Hi all,
I am considering that similar or related topics have been asked before (such as in weights-of-cross-entropy-loss-for-validation-dev-set and apply-weightedrandomsampler-to-validation-test-splits-makes-sense). However, I still have some confusion as those and previous post include different code snipets for me to understand the complete scenario.
My case is as follows: I am working on a model for multi-class classification with a BERT Model with customized layers. However, the classes are not balanced, and I am trying to validate if working on this can improve the result metrics.
I found 3 main suggestions (besides working with the data as-is) in different articles and previous posts, which are undersampling, oversampling and use of class weights.
I am currently testing the last one, but I am not sure if I am doing so in the right way, or if there is any reasoning that I am missing from those examples.
The steps that I have seen in previous examples are:
-
Sample the data into test, train and validation (standard step, no issue here)
-
Generate the class weights for later cross entropy calculation. For this step, I have seen different approaches, but the one I have found the most is something similar to this:
from sklearn.utils.class_weight import compute_class_weight
# compute the class weights
class_wts = compute_class_weight('balanced', np.unique(train_labels), train_labels)
print(class_wts)
# convert class weights to tensor
weights= torch.tensor(class_wts,dtype=torch.float)
weights = weights.to(device)
2.5. Sometimes, the weights are immediately assigned to a temporary new function:
# loss function
cross_entropy = nn.NLLLoss(weight=weights)
- After defining the model and the hyperparameters, proceed with the training. If the weights were not incorporated in a cross_entropy function before, they are directly created now:
def train():
model.train()
total_loss, total_accuracy = 0, 0
total_preds=[]
for step,batch in enumerate(train_dataloader):
batch = [r.to(device) for r in batch]
sent_id, mask, labels = batch
model.zero_grad()
preds = model(sent_id, mask)
loss = cross_entropy(preds, labels)
# or # criterion = torch.nn.CrossEntropyLoss(weight=weights,reduction='mean')
# and then # loss = criterion(outputs[1], b_labels)
total_loss = total_loss + loss.item()
loss.backward()
torch.nn.utils.clip_grad_norm_(model.parameters(), 1.0)
optimizer.step()
preds=preds.detach().cpu().numpy()
total_preds.append(preds)
avg_loss = total_loss / len(train_dataloader)
total_preds = np.concatenate(total_preds, axis=0)
return avg_loss, total_preds
Until here I had little issues following the logic.
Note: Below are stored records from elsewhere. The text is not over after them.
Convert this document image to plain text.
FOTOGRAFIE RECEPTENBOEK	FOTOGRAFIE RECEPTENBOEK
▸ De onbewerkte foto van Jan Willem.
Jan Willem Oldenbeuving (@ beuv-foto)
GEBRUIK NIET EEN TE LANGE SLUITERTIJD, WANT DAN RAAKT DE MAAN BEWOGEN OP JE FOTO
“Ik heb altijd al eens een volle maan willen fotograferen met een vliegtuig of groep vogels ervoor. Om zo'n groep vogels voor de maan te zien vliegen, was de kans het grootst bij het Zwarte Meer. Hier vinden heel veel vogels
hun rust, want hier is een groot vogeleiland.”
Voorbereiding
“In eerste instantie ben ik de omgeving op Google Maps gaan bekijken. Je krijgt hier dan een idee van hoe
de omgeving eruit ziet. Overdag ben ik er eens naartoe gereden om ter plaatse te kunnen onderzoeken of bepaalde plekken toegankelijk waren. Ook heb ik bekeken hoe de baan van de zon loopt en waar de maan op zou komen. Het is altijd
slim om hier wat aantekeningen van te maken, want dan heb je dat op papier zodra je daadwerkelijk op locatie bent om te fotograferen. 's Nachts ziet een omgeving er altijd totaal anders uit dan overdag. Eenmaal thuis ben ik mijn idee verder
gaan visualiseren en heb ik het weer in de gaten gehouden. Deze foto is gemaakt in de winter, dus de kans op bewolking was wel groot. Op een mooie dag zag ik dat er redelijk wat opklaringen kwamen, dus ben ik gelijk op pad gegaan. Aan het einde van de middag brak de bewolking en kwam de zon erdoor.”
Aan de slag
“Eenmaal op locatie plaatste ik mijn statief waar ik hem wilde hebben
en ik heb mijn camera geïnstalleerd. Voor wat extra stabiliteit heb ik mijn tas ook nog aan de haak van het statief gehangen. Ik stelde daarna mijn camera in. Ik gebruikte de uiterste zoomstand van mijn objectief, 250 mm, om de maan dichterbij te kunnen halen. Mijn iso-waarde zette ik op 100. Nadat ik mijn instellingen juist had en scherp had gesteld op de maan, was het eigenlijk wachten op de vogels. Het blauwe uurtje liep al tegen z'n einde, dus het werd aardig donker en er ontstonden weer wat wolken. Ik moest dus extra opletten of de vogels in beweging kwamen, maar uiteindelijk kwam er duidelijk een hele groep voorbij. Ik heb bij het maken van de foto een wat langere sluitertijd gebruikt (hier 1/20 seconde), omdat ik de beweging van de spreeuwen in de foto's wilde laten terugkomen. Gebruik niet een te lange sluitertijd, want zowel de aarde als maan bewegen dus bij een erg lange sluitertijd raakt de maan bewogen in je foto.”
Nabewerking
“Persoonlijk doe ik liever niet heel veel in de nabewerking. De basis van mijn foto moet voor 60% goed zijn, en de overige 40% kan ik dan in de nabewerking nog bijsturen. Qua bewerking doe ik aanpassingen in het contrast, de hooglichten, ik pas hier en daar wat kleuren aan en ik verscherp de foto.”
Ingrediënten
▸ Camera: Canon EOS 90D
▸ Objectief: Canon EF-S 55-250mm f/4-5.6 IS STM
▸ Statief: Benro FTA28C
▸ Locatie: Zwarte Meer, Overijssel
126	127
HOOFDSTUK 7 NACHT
But the next step is the one that confuses me.
- After training, the validation is being done, but also adding the cross_entropy funtion.
def evaluate():
model.eval()
total_loss, total_accuracy = 0, 0
total_preds = []
for step,batch in enumerate(val_dataloader):
if step % 50 == 0 and not step == 0:
elapsed = format_time(time.time() - t0)
print(' Batch {:>5,} of {:>5,}.'.format(step, len(val_dataloader)))
batch = [t.to(device) for t in batch]
sent_id, mask, labels = batch
with torch.no_grad():
preds = model(sent_id, mask)
loss = cross_entropy(preds,labels) #<------- Here
total_loss = total_loss + loss.item()
preds = preds.detach().cpu().numpy()
total_preds.append(preds)
avg_loss = total_loss / len(val_dataloader)
total_preds = np.concatenate(total_preds, axis=0)
return avg_loss, total_preds
However, the cross_entropy function is the same as it was when created, which means that it is using the weights calculated from the train dataset.
In that regard, my questions are:
- Is it correct to use weights during the validation method, or should the validation method calculate the loss as usual?
- If we are supposed to use weights, should they be recalculated from the validation dataset? Or is it correct to use the ones from the training dataset?
- I am assuming that for the test dataset no weight should be used, since the goal is to test the model with what is real-world data. Is this correct or there am I confusing the logic for this final part?
Thanks in advance for any help and suggestion!